The White House did not respond to HuffPost’s request for comment.
Miller grew up in a liberal Jewish community in Santa Monica, but emerged as an ardent conservative as a teenager. Comess-Daniels claims Miller’s family attended Beth Shir Shalom when he was around 9 or 10 years old. The Millers also appear to have attended another liberal Reform congregation in the area, the Santa Monica Synagogue. Miller attended that synagogue’s 10th-grade confirmation class, according to The New York Times.
After graduating from college, Miller worked for several Republican politicians before joining Trump’s presidential campaign.
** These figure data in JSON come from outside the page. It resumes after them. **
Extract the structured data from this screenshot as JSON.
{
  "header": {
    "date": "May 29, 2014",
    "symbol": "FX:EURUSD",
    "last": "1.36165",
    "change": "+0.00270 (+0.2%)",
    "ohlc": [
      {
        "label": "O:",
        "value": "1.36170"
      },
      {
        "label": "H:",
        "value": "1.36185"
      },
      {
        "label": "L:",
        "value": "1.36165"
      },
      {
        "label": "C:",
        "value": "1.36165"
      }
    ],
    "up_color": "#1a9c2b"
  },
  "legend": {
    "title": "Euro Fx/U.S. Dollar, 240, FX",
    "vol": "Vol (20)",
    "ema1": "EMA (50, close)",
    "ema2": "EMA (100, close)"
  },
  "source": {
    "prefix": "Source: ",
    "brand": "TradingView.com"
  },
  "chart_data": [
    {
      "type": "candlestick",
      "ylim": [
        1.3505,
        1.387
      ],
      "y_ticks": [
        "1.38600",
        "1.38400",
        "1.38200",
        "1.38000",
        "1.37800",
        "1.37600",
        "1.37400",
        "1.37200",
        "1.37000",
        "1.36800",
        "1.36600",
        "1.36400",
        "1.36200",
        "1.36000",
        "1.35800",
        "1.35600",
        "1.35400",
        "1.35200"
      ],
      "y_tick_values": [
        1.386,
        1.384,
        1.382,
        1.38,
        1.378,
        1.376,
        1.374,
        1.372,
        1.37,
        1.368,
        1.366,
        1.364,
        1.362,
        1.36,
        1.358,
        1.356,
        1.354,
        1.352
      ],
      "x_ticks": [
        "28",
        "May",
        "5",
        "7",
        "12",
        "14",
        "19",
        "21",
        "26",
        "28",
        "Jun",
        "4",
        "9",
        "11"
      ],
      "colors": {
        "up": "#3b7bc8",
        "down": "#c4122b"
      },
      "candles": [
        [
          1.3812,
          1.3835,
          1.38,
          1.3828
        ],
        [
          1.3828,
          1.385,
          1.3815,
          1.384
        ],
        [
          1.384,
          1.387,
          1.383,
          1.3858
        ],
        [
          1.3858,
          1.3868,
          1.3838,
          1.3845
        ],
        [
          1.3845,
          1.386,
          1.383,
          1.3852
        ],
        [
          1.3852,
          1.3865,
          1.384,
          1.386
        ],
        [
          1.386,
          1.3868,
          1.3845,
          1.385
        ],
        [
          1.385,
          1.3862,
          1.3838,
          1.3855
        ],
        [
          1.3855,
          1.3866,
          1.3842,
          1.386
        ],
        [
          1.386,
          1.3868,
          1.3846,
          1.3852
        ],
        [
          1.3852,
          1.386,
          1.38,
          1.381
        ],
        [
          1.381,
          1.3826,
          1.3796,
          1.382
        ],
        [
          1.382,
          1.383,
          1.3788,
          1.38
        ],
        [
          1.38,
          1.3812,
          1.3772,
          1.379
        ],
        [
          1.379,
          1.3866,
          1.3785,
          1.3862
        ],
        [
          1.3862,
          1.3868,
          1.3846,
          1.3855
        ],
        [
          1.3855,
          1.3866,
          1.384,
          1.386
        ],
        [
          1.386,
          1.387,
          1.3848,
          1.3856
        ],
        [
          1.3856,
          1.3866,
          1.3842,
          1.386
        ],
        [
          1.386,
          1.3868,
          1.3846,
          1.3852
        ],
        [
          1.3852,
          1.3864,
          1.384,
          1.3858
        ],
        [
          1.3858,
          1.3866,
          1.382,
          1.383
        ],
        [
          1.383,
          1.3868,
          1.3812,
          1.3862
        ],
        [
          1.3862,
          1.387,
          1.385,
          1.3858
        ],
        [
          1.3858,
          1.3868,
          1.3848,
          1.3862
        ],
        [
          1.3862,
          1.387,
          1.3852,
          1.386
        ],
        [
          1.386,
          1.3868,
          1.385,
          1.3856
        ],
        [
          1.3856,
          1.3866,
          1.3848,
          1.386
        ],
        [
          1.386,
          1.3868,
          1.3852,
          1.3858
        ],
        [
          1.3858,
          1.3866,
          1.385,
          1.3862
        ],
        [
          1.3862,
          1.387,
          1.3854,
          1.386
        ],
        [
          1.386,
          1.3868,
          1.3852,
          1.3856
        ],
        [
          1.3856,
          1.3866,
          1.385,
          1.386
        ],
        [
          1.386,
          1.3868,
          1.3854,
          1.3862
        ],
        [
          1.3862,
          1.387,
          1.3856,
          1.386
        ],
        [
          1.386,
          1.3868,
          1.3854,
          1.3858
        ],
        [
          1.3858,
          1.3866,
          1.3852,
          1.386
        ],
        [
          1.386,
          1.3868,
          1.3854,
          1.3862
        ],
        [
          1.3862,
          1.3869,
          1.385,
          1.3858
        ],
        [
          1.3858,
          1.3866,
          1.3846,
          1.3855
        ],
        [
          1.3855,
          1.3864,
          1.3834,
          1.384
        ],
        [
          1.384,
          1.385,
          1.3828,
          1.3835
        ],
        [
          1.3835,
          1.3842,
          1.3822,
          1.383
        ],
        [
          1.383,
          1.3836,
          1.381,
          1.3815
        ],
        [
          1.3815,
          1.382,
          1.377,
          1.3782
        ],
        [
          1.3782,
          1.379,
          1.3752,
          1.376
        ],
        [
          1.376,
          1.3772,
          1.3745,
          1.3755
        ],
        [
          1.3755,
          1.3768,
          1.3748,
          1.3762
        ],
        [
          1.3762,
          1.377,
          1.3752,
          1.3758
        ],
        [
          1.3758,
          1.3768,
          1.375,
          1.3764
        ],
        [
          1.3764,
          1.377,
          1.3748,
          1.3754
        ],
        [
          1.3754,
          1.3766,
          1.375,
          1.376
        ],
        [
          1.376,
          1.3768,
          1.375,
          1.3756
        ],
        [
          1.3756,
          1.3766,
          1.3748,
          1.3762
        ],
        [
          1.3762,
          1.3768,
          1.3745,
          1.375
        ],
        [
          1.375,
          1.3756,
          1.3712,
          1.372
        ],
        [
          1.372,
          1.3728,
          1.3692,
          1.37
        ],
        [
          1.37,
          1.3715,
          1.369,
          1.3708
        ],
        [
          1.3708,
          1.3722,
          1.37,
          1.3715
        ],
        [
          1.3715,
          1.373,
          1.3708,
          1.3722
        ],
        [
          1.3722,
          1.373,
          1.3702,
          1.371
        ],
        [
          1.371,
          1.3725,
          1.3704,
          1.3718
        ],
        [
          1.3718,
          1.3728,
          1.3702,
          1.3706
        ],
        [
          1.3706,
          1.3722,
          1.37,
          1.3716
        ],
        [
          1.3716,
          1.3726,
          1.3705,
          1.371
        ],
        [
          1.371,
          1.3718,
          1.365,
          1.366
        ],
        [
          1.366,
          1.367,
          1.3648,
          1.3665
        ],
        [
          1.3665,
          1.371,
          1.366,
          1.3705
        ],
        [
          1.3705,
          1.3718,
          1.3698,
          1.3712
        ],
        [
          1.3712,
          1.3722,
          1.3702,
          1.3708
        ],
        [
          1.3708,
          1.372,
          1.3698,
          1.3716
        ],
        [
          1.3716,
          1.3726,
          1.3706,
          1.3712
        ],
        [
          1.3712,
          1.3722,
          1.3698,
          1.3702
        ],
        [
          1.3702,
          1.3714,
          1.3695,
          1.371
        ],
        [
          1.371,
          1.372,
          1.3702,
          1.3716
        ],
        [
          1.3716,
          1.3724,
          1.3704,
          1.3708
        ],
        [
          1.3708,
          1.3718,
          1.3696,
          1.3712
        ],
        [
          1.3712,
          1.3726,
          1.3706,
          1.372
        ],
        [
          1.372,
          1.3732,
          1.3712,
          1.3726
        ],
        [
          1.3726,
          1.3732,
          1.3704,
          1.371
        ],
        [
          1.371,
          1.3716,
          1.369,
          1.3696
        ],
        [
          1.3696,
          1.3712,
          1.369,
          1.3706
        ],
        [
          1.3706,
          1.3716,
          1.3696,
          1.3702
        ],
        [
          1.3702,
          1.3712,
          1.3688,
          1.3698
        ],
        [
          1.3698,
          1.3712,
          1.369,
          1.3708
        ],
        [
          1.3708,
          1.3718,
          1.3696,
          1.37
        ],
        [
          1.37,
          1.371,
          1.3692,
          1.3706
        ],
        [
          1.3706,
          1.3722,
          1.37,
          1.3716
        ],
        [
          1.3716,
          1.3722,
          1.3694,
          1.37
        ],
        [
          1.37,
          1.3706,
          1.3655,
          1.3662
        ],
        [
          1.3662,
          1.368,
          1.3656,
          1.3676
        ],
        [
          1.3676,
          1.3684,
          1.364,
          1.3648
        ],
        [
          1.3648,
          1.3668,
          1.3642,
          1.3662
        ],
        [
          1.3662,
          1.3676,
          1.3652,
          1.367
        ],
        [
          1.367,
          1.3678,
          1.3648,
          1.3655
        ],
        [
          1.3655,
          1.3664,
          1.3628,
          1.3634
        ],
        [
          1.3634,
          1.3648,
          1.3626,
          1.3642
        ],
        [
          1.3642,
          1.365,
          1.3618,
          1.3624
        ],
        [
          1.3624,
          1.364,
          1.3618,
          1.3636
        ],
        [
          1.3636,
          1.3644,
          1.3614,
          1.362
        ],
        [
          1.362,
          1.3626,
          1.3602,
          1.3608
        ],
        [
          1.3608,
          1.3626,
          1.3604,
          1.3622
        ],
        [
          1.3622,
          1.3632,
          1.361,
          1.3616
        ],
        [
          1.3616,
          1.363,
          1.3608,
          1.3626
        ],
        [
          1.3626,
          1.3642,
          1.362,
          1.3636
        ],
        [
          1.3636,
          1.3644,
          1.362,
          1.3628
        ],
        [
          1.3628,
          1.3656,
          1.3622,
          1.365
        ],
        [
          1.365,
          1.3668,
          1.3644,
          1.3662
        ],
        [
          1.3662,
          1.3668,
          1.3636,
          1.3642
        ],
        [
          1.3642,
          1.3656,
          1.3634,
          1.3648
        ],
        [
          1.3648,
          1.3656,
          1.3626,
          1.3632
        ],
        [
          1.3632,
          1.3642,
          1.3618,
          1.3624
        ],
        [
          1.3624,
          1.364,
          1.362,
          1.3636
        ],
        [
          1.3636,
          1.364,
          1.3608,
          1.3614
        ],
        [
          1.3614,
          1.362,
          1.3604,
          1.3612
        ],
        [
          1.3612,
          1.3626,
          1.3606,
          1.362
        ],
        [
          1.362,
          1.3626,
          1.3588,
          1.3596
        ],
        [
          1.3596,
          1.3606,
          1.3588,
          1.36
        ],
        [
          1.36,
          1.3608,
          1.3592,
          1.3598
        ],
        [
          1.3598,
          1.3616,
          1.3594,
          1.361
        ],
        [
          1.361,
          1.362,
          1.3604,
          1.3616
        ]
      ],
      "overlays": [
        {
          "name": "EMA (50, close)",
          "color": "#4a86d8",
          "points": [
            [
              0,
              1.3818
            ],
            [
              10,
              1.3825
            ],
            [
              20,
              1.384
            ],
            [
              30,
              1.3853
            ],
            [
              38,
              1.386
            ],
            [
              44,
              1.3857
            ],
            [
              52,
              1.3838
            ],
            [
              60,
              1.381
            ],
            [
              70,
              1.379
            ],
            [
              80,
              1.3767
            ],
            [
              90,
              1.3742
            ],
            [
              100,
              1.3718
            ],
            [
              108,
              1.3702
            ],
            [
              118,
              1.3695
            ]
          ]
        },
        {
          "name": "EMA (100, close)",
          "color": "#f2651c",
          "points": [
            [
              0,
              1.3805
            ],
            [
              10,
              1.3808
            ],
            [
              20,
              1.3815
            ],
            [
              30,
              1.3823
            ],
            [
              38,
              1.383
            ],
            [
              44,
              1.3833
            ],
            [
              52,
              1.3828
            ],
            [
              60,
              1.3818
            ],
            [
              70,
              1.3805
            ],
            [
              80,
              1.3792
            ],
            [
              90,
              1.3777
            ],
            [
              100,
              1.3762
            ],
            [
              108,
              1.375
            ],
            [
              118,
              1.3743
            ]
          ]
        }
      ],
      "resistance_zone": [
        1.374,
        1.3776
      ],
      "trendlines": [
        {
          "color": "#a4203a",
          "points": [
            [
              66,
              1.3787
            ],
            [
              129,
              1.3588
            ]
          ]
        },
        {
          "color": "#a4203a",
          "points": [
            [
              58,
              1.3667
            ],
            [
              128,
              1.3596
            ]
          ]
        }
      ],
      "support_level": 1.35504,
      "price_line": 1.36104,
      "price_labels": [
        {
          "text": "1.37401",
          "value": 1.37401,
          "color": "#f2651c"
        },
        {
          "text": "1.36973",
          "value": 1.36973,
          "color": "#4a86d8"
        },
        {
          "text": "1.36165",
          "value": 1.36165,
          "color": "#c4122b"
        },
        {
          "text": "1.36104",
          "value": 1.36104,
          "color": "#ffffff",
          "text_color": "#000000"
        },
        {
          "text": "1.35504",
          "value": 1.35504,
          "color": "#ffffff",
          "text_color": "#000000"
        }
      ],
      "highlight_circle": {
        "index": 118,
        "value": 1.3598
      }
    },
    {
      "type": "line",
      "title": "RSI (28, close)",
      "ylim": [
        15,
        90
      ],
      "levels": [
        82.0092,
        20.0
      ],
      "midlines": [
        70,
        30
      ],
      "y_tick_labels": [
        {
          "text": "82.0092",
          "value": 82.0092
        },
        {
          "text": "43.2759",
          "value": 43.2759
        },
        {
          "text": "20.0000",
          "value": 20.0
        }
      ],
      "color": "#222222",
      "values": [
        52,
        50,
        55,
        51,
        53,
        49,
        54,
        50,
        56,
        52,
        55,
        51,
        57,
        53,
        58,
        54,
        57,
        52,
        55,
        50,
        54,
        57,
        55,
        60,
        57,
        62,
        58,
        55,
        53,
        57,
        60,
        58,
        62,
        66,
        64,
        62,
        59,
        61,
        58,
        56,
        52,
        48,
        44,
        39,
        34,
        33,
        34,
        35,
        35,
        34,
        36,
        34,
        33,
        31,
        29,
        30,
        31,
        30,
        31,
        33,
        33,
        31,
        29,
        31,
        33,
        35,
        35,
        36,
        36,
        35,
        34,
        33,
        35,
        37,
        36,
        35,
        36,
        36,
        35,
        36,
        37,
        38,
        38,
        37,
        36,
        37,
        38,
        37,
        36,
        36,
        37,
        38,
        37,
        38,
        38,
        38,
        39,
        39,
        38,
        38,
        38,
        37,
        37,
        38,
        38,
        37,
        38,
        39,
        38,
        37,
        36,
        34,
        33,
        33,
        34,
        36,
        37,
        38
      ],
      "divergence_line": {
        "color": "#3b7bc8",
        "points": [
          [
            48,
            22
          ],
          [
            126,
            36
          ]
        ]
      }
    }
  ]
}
Comess-Daniels isn’t the first Jewish leader to denounce Miller’s actions as a White House adviser. In February, 17 Jewish organizations sent a letter to White House chief of staff John Kelly expressing concern over Miller’s “extreme viewpoints and advocacy of racist policies.” The letter, signed by the National Council of Jewish Women, the American Jewish World Service and others, stated that Miller’s views are “anathema to our Jewish and American values.”
“As Jews, we are in solidarity with immigrants and refugees and believe that our nation must be a refuge and welcoming home for new Americans,” the letter stated. “Our people have been persecuted too many times in history for us to do otherwise.”
Jane Eisner, editor-in-chief of the Jewish news organization Forward, wrote an opinion piece in June encouraging Jews to disown Miller over his family separation policies.
“You are not one of us,” Eisner wrote. “Not when you promulgate dehumanizing policies that violate Jewish values.”
More recently, Miller’s own uncle, David Glosser, wrote an article for Politico explaining how Miller’s maternal ancestors immigrated to the U.S. in the early 20th century to escape persecution in Eastern Europe. Glosser said he’s watched with “dismay and increasing horror” as Miller became the architect of immigration policies that “repudiate the very foundation of our family’s life in this country.”
As part of their spiritual practice during the Days of Awe, Jews often seek forgiveness from friends and family whom they may have hurt in the past year. Comess-Daniels said it was up to Miller to own up to what he has done.
“You can choose to accept responsibility for the havoc you’ve wrought and the wounds you’ve inflicted, or not,” the rabbi said in Monday’s sermon. “You can take some action that seems to heal or rectify the injury you’ve caused, or walk away, wrapping yourself in the deflecting guise of national security.”
For his part, the rabbi promised to never give up hope that Miller would change his ways and become a mensch ― a Yiddish word that describes a person who is filled with honor, integrity, and kindness.
In the meantime, Comess-Daniels said that he and his congregation, along with other progressive people of faith, will be working hard to reverse the damage Miller has done.
“In a place where no one is acting like a mensch, be one,” Comess-Daniels said, quoting the influential ancient rabbi Hillel the Elder. “That’s what we’ll be doing, Mr. Miller, because that’s who we are. We can only hope you will decide to join us.”